Death from Above 1979 / Turbowolf @ The Ritz, Manchester, 24 February

Live Review by Joe Goggins | 27 Feb 2015

“Did anybody see us a few months ago, across the road?” Therein lies part of the problem with tonight’s Death from Above 1979 show. They’re up on stage at The Ritz – which holds 1500 people – and the gig that drummer and vocalist Sebastien Grainger is referring to, from last October, was opposite at Gorilla, a much more intimate club that holds 700. As was the case when they launched their UK comeback at the other end of Oxford Road, at the Academy, in 2011, the room feels a little bit too big for them tonight – and they don’t help themselves by omitting some genuine classics, instead opting for a few too many deep cuts.

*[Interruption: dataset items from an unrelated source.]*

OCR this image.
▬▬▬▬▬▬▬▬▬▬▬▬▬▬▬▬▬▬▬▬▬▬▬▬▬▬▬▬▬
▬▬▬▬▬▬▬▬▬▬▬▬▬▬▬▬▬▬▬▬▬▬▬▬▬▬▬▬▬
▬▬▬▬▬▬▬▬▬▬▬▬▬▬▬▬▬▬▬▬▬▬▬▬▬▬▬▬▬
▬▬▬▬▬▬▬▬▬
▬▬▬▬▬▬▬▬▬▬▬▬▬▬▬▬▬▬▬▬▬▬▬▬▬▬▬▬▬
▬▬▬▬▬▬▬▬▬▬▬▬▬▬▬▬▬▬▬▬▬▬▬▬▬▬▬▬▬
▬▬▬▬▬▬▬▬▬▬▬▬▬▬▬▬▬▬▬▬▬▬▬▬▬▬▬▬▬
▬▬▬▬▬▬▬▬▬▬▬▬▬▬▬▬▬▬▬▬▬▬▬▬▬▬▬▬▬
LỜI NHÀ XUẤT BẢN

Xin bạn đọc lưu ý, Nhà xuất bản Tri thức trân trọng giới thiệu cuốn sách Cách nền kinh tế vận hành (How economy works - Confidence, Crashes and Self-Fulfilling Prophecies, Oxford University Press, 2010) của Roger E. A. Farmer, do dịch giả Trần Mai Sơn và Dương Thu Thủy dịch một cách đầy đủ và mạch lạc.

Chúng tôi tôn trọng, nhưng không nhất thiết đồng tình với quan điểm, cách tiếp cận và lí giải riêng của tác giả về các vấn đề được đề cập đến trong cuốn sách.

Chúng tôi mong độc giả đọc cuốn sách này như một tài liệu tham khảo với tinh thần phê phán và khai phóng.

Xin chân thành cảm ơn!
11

Bristolian hard rockers Turbowolf deliver a suitably noisy support slot at least, previewing a slew of tracks from their forthcoming sophomore LP Two Hands that can match the evening’s headliners all the way for energy and sheer volume. Death From Above 1979’s tour backdrop for their reunion was a thing of genius – a cartoon depicting them rising as zombies from a headstone marked with the name of the band – but tonight, the simple elephant heads logo indicates that there is to be genuine continuity to this reformation. Opener Turn It Out is typically brutal, Jesse Keeler’s manic bassline hitting every bit as hard as it did a decade ago.

New album The Physical World was a sturdy follow-up to their debut, but largely fizzles tonight in front of a crowd that seems disinterested in the new material, Trainwreck 1979 excepted. They’ll have been further aggravated by the inexplicable omission of Blood on our Hands and Black History Month, two stone-cold DFA fan favourites, and whilst the mammoth riff on Romantic Rights threatens – as usual – to tear a whole in the roof, it doesn’t quite claw back the momentum lost during the newer numbers.